Bookended by a lengthy intro and cello quartet & piano version of Turm un Hang’s “Die mit dem Bogen auf dem Kreuz”, the album is cloven in half by the mid-album duo of “Upstream Canals, a Ship’s Bell Sounds” (developing unlike any other song on the record, from acoustic origins to a vast mid-tempo sections with a trumpet, recalling the epic-minded pagan metal bands, before transitioning to melodic blast beat fury, performed entirely with clean vocals) and the aptly titled “Dulcimerstück”. Mohngang finds itself alternating, as much as balancing, between its influences.

While “Upstream Canals…” is the most extreme example of Horn wandering away from its black metal roots, at times closing in on older Borknagar territory, many of its elements make appearances all over the album. From “Satt scheint der Sud der Tat’s” inclusion of dulcimer and clean vocals to “Wär nicht Traubhagel’s” folk-rhythm driven guitarwork and “Ødegård und Pendelschlag’s” one-man choirs, and though some of the songs still rely stronger on the black metal side of the band, Horn’s strengths aren’t wasted on their layered and rich arrangements. Horn’s finest work to date, Mohngang delivers on every promise made on past albums, and adds a few of its own.
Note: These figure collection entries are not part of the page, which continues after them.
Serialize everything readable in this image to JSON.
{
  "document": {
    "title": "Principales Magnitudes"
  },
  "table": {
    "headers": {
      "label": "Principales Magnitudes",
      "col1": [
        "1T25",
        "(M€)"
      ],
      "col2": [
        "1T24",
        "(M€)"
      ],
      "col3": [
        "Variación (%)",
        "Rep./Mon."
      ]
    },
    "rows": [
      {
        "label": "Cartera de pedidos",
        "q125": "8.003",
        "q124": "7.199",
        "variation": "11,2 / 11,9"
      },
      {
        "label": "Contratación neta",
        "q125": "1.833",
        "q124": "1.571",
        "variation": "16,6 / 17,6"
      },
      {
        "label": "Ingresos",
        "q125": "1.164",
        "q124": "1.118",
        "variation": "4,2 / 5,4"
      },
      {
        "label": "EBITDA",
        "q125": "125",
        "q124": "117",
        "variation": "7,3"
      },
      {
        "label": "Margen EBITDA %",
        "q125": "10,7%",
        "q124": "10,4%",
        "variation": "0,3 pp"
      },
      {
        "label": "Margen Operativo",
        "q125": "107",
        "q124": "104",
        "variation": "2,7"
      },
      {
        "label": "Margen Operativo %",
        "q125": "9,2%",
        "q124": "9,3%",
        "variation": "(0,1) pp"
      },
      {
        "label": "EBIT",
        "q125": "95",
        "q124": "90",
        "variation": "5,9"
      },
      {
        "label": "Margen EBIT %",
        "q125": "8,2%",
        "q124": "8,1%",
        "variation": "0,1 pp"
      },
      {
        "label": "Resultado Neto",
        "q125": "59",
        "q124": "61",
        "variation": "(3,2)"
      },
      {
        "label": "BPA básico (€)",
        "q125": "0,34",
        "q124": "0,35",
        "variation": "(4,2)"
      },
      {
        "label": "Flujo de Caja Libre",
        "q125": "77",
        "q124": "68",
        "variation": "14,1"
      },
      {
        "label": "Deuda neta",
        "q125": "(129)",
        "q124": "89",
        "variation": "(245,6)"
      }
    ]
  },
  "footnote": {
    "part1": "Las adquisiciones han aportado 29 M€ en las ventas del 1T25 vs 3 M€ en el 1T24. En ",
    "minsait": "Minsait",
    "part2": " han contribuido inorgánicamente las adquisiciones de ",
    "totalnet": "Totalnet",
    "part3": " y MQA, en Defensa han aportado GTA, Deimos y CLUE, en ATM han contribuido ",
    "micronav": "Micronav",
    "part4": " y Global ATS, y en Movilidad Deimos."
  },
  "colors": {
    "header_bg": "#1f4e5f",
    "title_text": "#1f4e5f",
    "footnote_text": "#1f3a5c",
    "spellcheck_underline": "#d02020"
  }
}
4/5 Flaming Toilets ov Hell

Bhleg / Nechochwen

Yes, this came out a time ago. In the May of last year, to be exact, and so, in the very least, the majority of those potentially interested have jumped on this wagon a long time ago, but I felt like including it anyways. Just in case. The Swedish Bhleg‘s massive Solarmegin made its way deep into my heart, and as “Sorlande Sky”, their investment for this split, was the first material since, so I was quick to jump on it, but for whatever reason, failed to write about it. It starts life as a somber, melodic trees ‘n shit black metal piece, but fairly quickly gives way to calmer music, juxtaposed with mouth harp and a violin. Only the dry and desperate growls, and eventually, re-invigorated blasting, anchor the song in black metal. Circling back into black metal fury before closing on a hopeful guitar melody and flutes, Bhleg fills their composition with a variety moods and instrument rivaled by few, and though I am not a big fan of splits as short as this, the songs are good enough to give it a pass.
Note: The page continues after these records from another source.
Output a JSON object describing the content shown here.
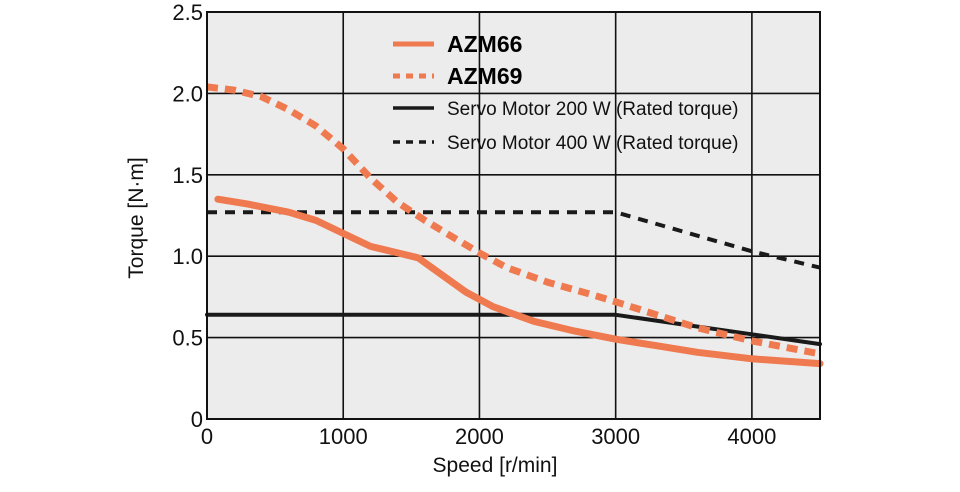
{
  "chart_data": {
    "type": "line",
    "title": "",
    "xlabel": "Speed [r/min]",
    "ylabel": "Torque [N·m]",
    "xlim": [
      0,
      4500
    ],
    "ylim": [
      0,
      2.5
    ],
    "xticks": [
      0,
      1000,
      2000,
      3000,
      4000
    ],
    "xtick_labels": [
      "0",
      "1000",
      "2000",
      "3000",
      "4000"
    ],
    "yticks": [
      0,
      0.5,
      1.0,
      1.5,
      2.0,
      2.5
    ],
    "ytick_labels": [
      "0",
      "0.5",
      "1.0",
      "1.5",
      "2.0",
      "2.5"
    ],
    "grid": true,
    "legend_position": "top-right",
    "colors": {
      "azm": "#f07a4f",
      "servo": "#1a1a1a",
      "plot_bg": "#ececec",
      "grid": "#111111"
    },
    "series": [
      {
        "name": "AZM66",
        "style": "solid",
        "color": "#f07a4f",
        "emphasis": true,
        "points": [
          [
            80,
            1.35
          ],
          [
            300,
            1.32
          ],
          [
            600,
            1.27
          ],
          [
            800,
            1.22
          ],
          [
            1000,
            1.14
          ],
          [
            1200,
            1.06
          ],
          [
            1400,
            1.02
          ],
          [
            1550,
            0.99
          ],
          [
            1700,
            0.9
          ],
          [
            1900,
            0.78
          ],
          [
            2100,
            0.69
          ],
          [
            2400,
            0.6
          ],
          [
            2700,
            0.54
          ],
          [
            3000,
            0.49
          ],
          [
            3300,
            0.45
          ],
          [
            3600,
            0.41
          ],
          [
            4000,
            0.37
          ],
          [
            4500,
            0.34
          ]
        ]
      },
      {
        "name": "AZM69",
        "style": "dashed",
        "color": "#f07a4f",
        "emphasis": true,
        "points": [
          [
            0,
            2.04
          ],
          [
            200,
            2.02
          ],
          [
            400,
            1.98
          ],
          [
            600,
            1.9
          ],
          [
            800,
            1.8
          ],
          [
            1000,
            1.66
          ],
          [
            1200,
            1.48
          ],
          [
            1400,
            1.33
          ],
          [
            1600,
            1.22
          ],
          [
            1800,
            1.12
          ],
          [
            2000,
            1.02
          ],
          [
            2200,
            0.93
          ],
          [
            2500,
            0.84
          ],
          [
            2800,
            0.77
          ],
          [
            3000,
            0.72
          ],
          [
            3300,
            0.64
          ],
          [
            3600,
            0.56
          ],
          [
            4000,
            0.48
          ],
          [
            4500,
            0.4
          ]
        ]
      },
      {
        "name": "Servo Motor 200 W (Rated torque)",
        "style": "solid",
        "color": "#1a1a1a",
        "emphasis": false,
        "points": [
          [
            0,
            0.64
          ],
          [
            3000,
            0.64
          ],
          [
            3500,
            0.58
          ],
          [
            4000,
            0.52
          ],
          [
            4500,
            0.46
          ]
        ]
      },
      {
        "name": "Servo Motor 400 W (Rated torque)",
        "style": "dashed",
        "color": "#1a1a1a",
        "emphasis": false,
        "points": [
          [
            0,
            1.27
          ],
          [
            3000,
            1.27
          ],
          [
            3500,
            1.15
          ],
          [
            4000,
            1.03
          ],
          [
            4500,
            0.93
          ]
        ]
      }
    ]
  }
}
Nechochwen is a West Virginian folk/black metal and neofolk duo invested in Native American history and traditions. Though they had put out The Ancient Pulse compilation of non-album material rather recently at that point, I couldn’t help but to feel it had been years and years since I had last had the chance to bask in their brand of black metal, so “Majestic Translucence” was far from enough to sate my hunger. At least it’s an excellent track showcasing their inimitable style, placing acoustic and distorted electric guitars against each other, alternating between growls and enthralling clean vocals for one of the single best representations of their metal side. Now I just need more, dammit.

3/5 Flaming Toilets ov Hell



Grift’s almost depressing, but folky black metal left a deep impression with Syner, Arvet & the Drudkh split between the two. On Budet, the style remains intact, Grift retreats further into its own world. Oh yes, the black metal influence is strong, and undeniable here, but clearly less so than previously. Tremolo riffs are plentiful, the drums unmistakably metal and the vocals driven and desperate. But acoustic guitars, reed organ and violins, among other traditional instruments, hold a big place in Budet’s sound, sometimes placed against a more metal backdrop, sometimes individually. Erik Gärdefors’ vocals never relent though, and are at times more pained than ever before, serving as a constant reminder of the extreme styles beating at Grift’s heart.

In the end, Budet is more melancholic than depressing, there’s a sense of somber acceptance to many of the melodies and riffs. Throughout a feeling of coming to terms with being overcome with pain and darkness lurks, and though the songwriting is complex in ways traditional folk music rarely is, Budet feels, above all, like a twisted, malformed and dark folk record, despite being performed as a, and on the instrumentation of a, black metal album.